Untuk mendaki Gunung Bongkok, normalnya dibutuhkan waktu 1-2jam. Treknya sendiri bisa dibilang terjal. Kenapa? Karena jalurnya pure 100% hutan yang terdiri dari tanah merah dan bebatuan besar. Bahkan di beberapa titik disediakan webing untuk membantu kami saat mendaki. Kendala yang sangat dirasakan para peserta adalah kondisi jalur yang licin akibat hujan semalaman. Maka dibutuhkan kehati-hatian ekstra saat pendakian kemarin.

Banyaknya jumah peserta yang ikut pada trip kali ini menjadi salah satu kendala juga. Karena kami harus bergantian saat mendaki yang menyebabkan waktu pendakian menjadi lebih lama dari biasanya. Begitu pula saat turun. Tapi suasana fun yang dibangun sedari berkumpul di Mepo keberangkatan menjadikan trip ini tetap menyenangkan.

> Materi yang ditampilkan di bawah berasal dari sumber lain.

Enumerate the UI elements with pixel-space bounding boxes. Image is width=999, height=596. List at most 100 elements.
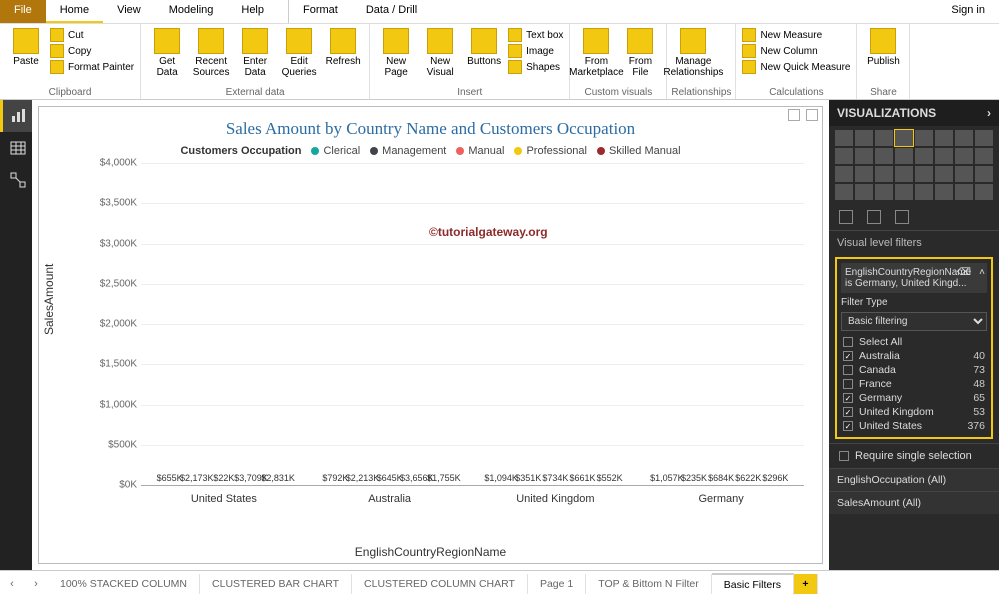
menu-format[interactable]: Format: [288, 0, 352, 23]
clear-filter-icon[interactable]: ⌫: [957, 267, 971, 278]
filter-occupation[interactable]: EnglishOccupation (All): [829, 468, 999, 491]
filter-item[interactable]: Australia40: [841, 349, 987, 363]
enter-data-button[interactable]: Enter Data: [233, 26, 277, 80]
checkbox-icon[interactable]: [843, 379, 853, 389]
copy-button[interactable]: Copy: [50, 44, 134, 58]
model-view-button[interactable]: [0, 164, 32, 196]
require-single-selection[interactable]: Require single selection: [829, 443, 999, 468]
analytics-tab-icon[interactable]: [895, 210, 909, 224]
viz-type-button[interactable]: [975, 166, 993, 182]
filter-item[interactable]: Canada73: [841, 363, 987, 377]
viz-type-button[interactable]: [875, 184, 893, 200]
viz-type-button[interactable]: [915, 184, 933, 200]
menu-data-drill[interactable]: Data / Drill: [352, 0, 431, 23]
page-tab[interactable]: Basic Filters: [712, 573, 794, 595]
viz-type-button[interactable]: [915, 130, 933, 146]
page-tab[interactable]: CLUSTERED COLUMN CHART: [352, 574, 528, 594]
filter-salesamount[interactable]: SalesAmount (All): [829, 491, 999, 514]
viz-type-button[interactable]: [855, 184, 873, 200]
collapse-icon[interactable]: ˄: [979, 267, 985, 278]
cut-button[interactable]: Cut: [50, 28, 134, 42]
focus-mode-icon[interactable]: [788, 109, 800, 121]
filter-item[interactable]: United States376: [841, 419, 987, 433]
format-painter-button[interactable]: Format Painter: [50, 60, 134, 74]
textbox-button[interactable]: Text box: [508, 28, 563, 42]
filter-item[interactable]: Germany65: [841, 391, 987, 405]
viz-type-button[interactable]: [875, 166, 893, 182]
report-view-button[interactable]: [0, 100, 32, 132]
new-visual-button[interactable]: New Visual: [418, 26, 462, 80]
legend-item[interactable]: Skilled Manual: [597, 145, 681, 157]
buttons-button[interactable]: Buttons: [462, 26, 506, 69]
checkbox-icon[interactable]: [843, 351, 853, 361]
viz-type-button[interactable]: [975, 130, 993, 146]
legend-item[interactable]: Management: [370, 145, 446, 157]
viz-type-button[interactable]: [895, 184, 913, 200]
viz-type-button[interactable]: [895, 148, 913, 164]
viz-type-button[interactable]: [955, 166, 973, 182]
page-tab[interactable]: CLUSTERED BAR CHART: [200, 574, 352, 594]
menu-view[interactable]: View: [103, 0, 155, 23]
viz-type-button[interactable]: [835, 166, 853, 182]
signin-link[interactable]: Sign in: [937, 0, 999, 23]
legend-item[interactable]: Professional: [514, 145, 587, 157]
viz-pane-header[interactable]: VISUALIZATIONS ›: [829, 100, 999, 126]
viz-type-button[interactable]: [915, 148, 933, 164]
new-measure-button[interactable]: New Measure: [742, 28, 850, 42]
viz-type-button[interactable]: [975, 184, 993, 200]
from-file-button[interactable]: From File: [618, 26, 662, 80]
from-marketplace-button[interactable]: From Marketplace: [574, 26, 618, 80]
viz-type-button[interactable]: [895, 130, 913, 146]
new-column-button[interactable]: New Column: [742, 44, 850, 58]
menu-modeling[interactable]: Modeling: [155, 0, 228, 23]
viz-type-button[interactable]: [855, 130, 873, 146]
viz-type-button[interactable]: [955, 148, 973, 164]
viz-type-button[interactable]: [955, 184, 973, 200]
viz-type-button[interactable]: [855, 166, 873, 182]
filter-type-select[interactable]: Basic filtering: [841, 312, 987, 331]
fields-tab-icon[interactable]: [839, 210, 853, 224]
page-tab[interactable]: 100% STACKED COLUMN: [48, 574, 200, 594]
new-page-button[interactable]: New Page: [374, 26, 418, 80]
checkbox-icon[interactable]: [843, 421, 853, 431]
recent-sources-button[interactable]: Recent Sources: [189, 26, 233, 80]
viz-type-button[interactable]: [875, 130, 893, 146]
menu-help[interactable]: Help: [227, 0, 278, 23]
page-tab[interactable]: Page 1: [528, 574, 586, 594]
checkbox-icon[interactable]: [843, 365, 853, 375]
refresh-button[interactable]: Refresh: [321, 26, 365, 69]
image-button[interactable]: Image: [508, 44, 563, 58]
new-quick-measure-button[interactable]: New Quick Measure: [742, 60, 850, 74]
viz-type-button[interactable]: [935, 130, 953, 146]
viz-type-button[interactable]: [915, 166, 933, 182]
get-data-button[interactable]: Get Data: [145, 26, 189, 80]
paste-button[interactable]: Paste: [4, 26, 48, 69]
viz-type-button[interactable]: [855, 148, 873, 164]
viz-type-button[interactable]: [935, 166, 953, 182]
checkbox-icon[interactable]: [843, 407, 853, 417]
filter-item[interactable]: Select All: [841, 335, 987, 349]
manage-relationships-button[interactable]: Manage Relationships: [671, 26, 715, 80]
legend-item[interactable]: Clerical: [311, 145, 360, 157]
viz-type-button[interactable]: [935, 148, 953, 164]
filter-item[interactable]: United Kingdom53: [841, 405, 987, 419]
viz-type-button[interactable]: [875, 148, 893, 164]
viz-type-button[interactable]: [975, 148, 993, 164]
viz-type-button[interactable]: [835, 130, 853, 146]
chart-visual[interactable]: Sales Amount by Country Name and Custome…: [38, 106, 823, 564]
page-tab[interactable]: TOP & Bittom N Filter: [586, 574, 712, 594]
data-view-button[interactable]: [0, 132, 32, 164]
menu-file[interactable]: File: [0, 0, 46, 23]
menu-home[interactable]: Home: [46, 0, 103, 23]
shapes-button[interactable]: Shapes: [508, 60, 563, 74]
viz-type-button[interactable]: [835, 184, 853, 200]
add-page-button[interactable]: +: [794, 574, 818, 594]
edit-queries-button[interactable]: Edit Queries: [277, 26, 321, 80]
checkbox-icon[interactable]: [843, 393, 853, 403]
format-tab-icon[interactable]: [867, 210, 881, 224]
viz-type-button[interactable]: [835, 148, 853, 164]
more-options-icon[interactable]: [806, 109, 818, 121]
filter-field-header[interactable]: EnglishCountryRegionName is Germany, Uni…: [841, 263, 987, 293]
checkbox-icon[interactable]: [843, 337, 853, 347]
tabs-next[interactable]: ›: [24, 578, 48, 590]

Gunung Bongkok memiliki 2 puncak. Puncak Datar dan Puncak Batu Tumpuk. Untuk kalian yang ingin menikmati sunrise sambil menatap keindahan Waduk Jatiluhur, pilihlah Puncak Datar. Sedangkan di Puncak Batu Tumpuk dibatasi hanya 10 orang yang bisa naik ke atas karena tempatnya yang sempit dan sangat terjal.

Saat itu kami dibagi menjadi 2 kelompok; yang ingin ke Puncak Batu Tumpuk Didampingi Ka Amiral, dan ke Puncak Datar didampingi oleh Ka Faiz. Setelah sampai di masing-masing puncaknya, kami bersantai sejenak. Menikmati secangkir kopi sambil menatap eloknya Kota Purwakarta dari ketinggian.

Jam 8 pagi kami kembali turun. Jam 10 sampai basecamp. Fasilitas yang disedikan di basecamp Gunung Bongkok ini terbilang lengkap. Ada warung, toilet yang bersih, parkiran yang luas, serta ada rumah warga yang disediakan untuk sholat bagi yang Muslim. Ketika sampai di basecamp, sebagian dari kami ada yang langsung menyerbu kamar mandi untuk membersihkan badan, sebagain lagi ada yang lari ke warung. Indomie rebus dan Nutrisari dingin sudah menjadi incaran kami sedari tadi. Kami pun langsung menyantapnya sambil menunggu jemputan datang.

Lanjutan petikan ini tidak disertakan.